Дебора ухватилась за это предложение — ведь оно отсрочивало крикет. Она побежала на лужайку и постаралась подать эту идею так, чтобы сделать ее заманчивой для Роджера.
— Я потом с тобой поиграю, — сказала она. — А мороженое, которое у Агнес стоит в холодильнике, ты можешь съесть все. И я поговорю с тобой вечером, когда ляжем спать.
Роджер колебался. Все следовало взвесить: получалось три хороших предложения против одного плохого.
— Помнишь, папа подарил тебе палочку сургуча? — спросил он.
— Да.
— Дашь ее мне?
Пришел черед выбирать Деборе — момент покоя сейчас или утрата длинной и толстой сургучной палочки такого ярко-красного цвета.
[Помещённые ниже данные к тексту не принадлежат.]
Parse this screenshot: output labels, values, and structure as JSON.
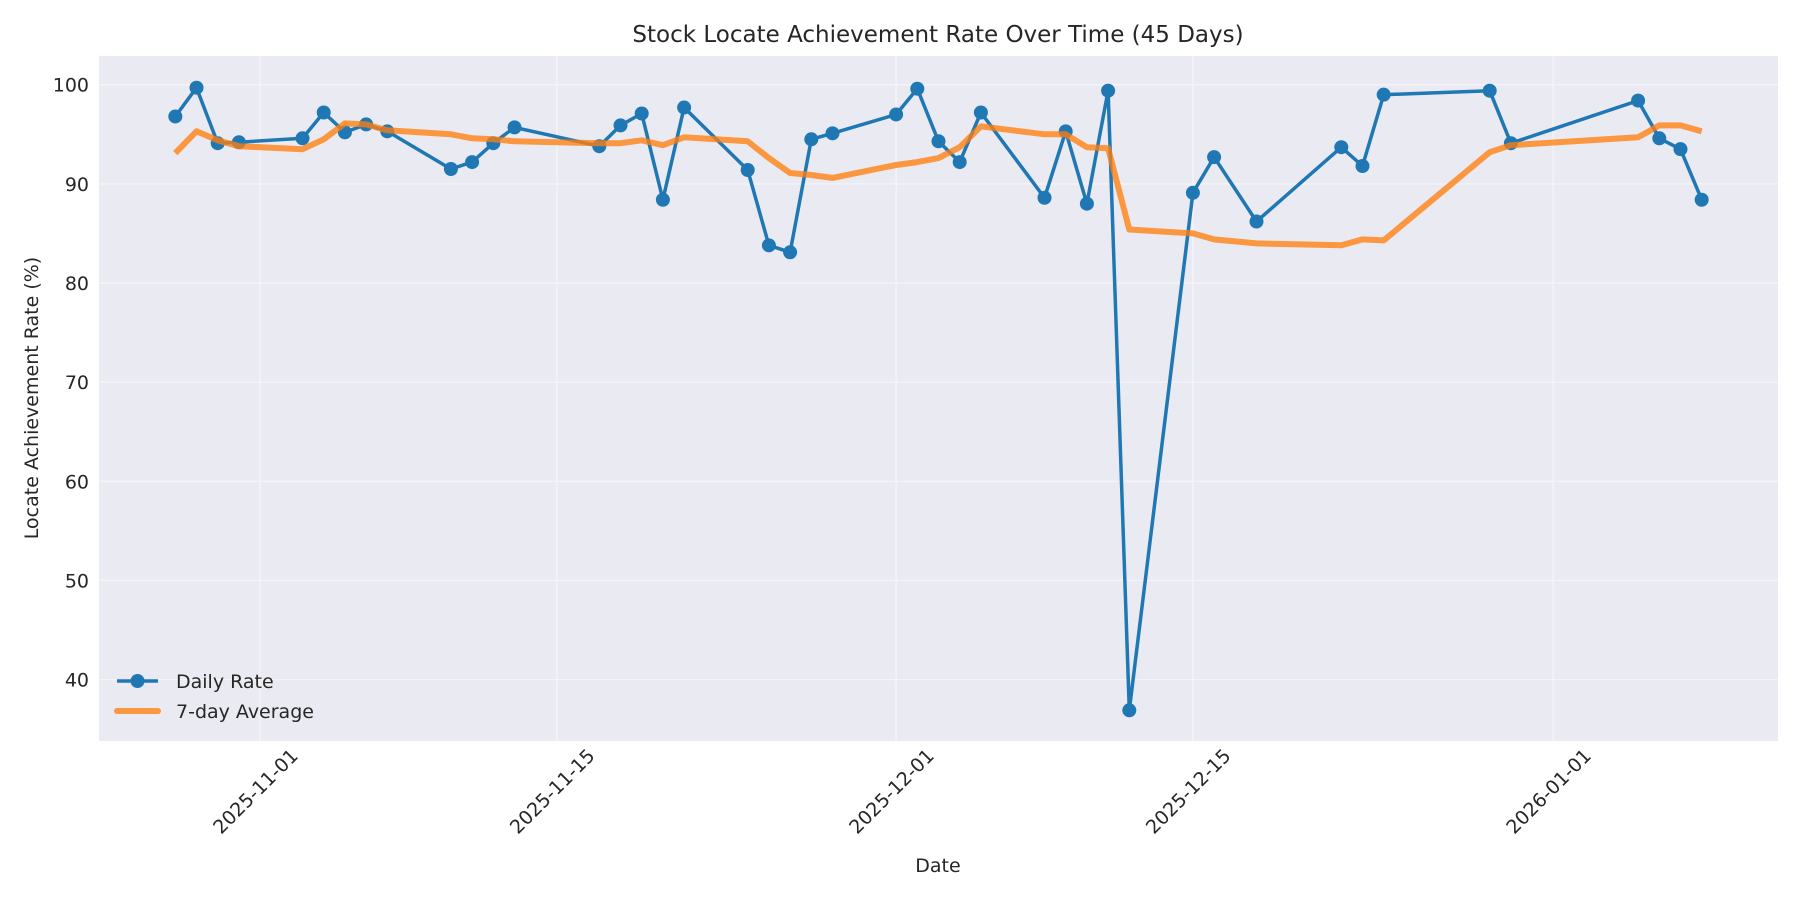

— Ладно, — согласилась она неохотно.
Роджер оставил калитки, и они пошли в гостиную. Дедушка при первом же упоминании о чтении исчез, забрав с собой Заплатку. Бабушка убрала чайную посуду со стола, нашла свои очки и книгу. Это был «Черный Красавчик»[58]. Бабушка не держала у себя современных детских книг, и эта книга сближала всех троих. Она читала ту ужасную главу, где говорилось, как конюх, позволив Красавчику сильно вспотеть, напоил его холодной водой и не накрыл попоной. Как раз подходящая история для такого дня. Даже Роджер слушал завороженно. А Дебора, глядя на спокойное бабушкино лицо, под звуки ее негромкого голоса думала о том, как странно, что бабушка смогла с такой легкостью превратиться в Красавчика. Она стала конем, страдающим в конюшне от пневмонии и спасенным мудрым кучером.
После чтения крикет уже не представлял никакого интереса, но Деборе пришлось держать слово.
Ее не покидала мысль о Черном Красавчике, который сам пишет о себе книгу. Бабушка сказала, что это показывает, как хорошо эта книга написана, ведь ни один ребенок ни разу не усомнился в практической стороне дела, ни разу не представил себе лошадь, держащую перо в копыте.
«У современной лошади была бы пишущая машинка», — подумала Дебора и начала подавать мячи Роджеру, улыбаясь про себя при мысли о том, как Красавчик двадцатого века стучал бы обоими передними копытами по клавишам машинки.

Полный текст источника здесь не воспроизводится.